This article is in the Letters to the Editor Category
Letter to the Editor – January 2009
Dear Editor
In your review of Young Samurai: The Way of the Warrior (BfK No.172), the reviewer enthusiastically writes about ‘historical and cultural context’ and ‘explanation of philosophy underpinning the samurai way of life’. Did it ever occur to you to check if these ‘historical and cultural contexts’ are accurate before you publish such a glowing review?
Whilst the author has collected an impressive amount of information on various matters and items, though quite a number of them are inaccurate (e.g. the term gaijin is a 20th-century invention), he clearly has no understanding of the ‘historical and cultural context’ of his own work. In the time of the story, a shipwrecked European would be immediately handed to the authority, and no individual would have been allowed to keep the person in a. private household. The author also does not seem to be aware that bullying happens when a group of people expect everybody to be the same.
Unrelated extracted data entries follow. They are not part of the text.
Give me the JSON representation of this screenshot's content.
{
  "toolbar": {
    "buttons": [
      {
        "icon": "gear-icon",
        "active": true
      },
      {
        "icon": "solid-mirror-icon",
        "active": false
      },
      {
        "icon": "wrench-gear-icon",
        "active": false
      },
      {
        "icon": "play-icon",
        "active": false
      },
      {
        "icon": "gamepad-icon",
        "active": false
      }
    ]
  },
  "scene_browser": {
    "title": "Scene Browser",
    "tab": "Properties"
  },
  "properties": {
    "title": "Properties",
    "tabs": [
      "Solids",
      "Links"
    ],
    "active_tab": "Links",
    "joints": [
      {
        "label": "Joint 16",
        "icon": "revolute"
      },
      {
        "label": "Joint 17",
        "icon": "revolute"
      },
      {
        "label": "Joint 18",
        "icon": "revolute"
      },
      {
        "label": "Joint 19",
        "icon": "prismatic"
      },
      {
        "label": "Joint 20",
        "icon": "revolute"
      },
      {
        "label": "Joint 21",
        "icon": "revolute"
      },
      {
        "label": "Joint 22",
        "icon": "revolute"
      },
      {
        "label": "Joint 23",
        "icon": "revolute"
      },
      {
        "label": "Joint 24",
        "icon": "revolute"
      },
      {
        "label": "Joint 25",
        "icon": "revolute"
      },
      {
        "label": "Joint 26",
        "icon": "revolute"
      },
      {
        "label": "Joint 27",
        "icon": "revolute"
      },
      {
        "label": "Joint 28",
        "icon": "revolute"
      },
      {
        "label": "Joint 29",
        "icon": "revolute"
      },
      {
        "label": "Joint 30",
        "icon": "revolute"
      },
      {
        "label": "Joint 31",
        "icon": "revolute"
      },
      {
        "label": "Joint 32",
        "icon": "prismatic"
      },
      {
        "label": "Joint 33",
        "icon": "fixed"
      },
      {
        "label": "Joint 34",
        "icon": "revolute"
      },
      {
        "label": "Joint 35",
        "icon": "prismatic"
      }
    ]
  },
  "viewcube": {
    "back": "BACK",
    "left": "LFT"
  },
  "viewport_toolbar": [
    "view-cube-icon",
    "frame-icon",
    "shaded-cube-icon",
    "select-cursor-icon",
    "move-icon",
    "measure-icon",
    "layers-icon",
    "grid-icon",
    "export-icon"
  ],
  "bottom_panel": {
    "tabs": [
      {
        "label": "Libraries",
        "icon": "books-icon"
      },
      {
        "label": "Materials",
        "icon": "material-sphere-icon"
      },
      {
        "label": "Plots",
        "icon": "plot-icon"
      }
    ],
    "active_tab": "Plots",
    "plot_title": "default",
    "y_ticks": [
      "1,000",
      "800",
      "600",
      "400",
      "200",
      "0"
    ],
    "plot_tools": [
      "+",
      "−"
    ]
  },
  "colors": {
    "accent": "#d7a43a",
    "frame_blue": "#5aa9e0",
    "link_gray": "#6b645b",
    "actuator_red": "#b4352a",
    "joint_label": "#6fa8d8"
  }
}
The Japanese in the early seventeenth century expected Europeans to be different. The author explains that the term gaijin is a derogatory one, which clearly indicates that he misunderstands the Japanese attitude to westerners now as well as then. In addition, girls did not go around with boys having adventures in seventeenth-century Japan. Quite the contrary, girls and women were strictly separated from male members of society, even from their own family in higher classes. These are only a few examples of the author’s unfounded assumptions.
By all means review the book but the readers must be alerted that this is entertainment with an exotic setting, and its cultural backgrounds are not to be taken seriously. Or we will be in danger of misleading young people that the norms and values they know are the only ones and universal.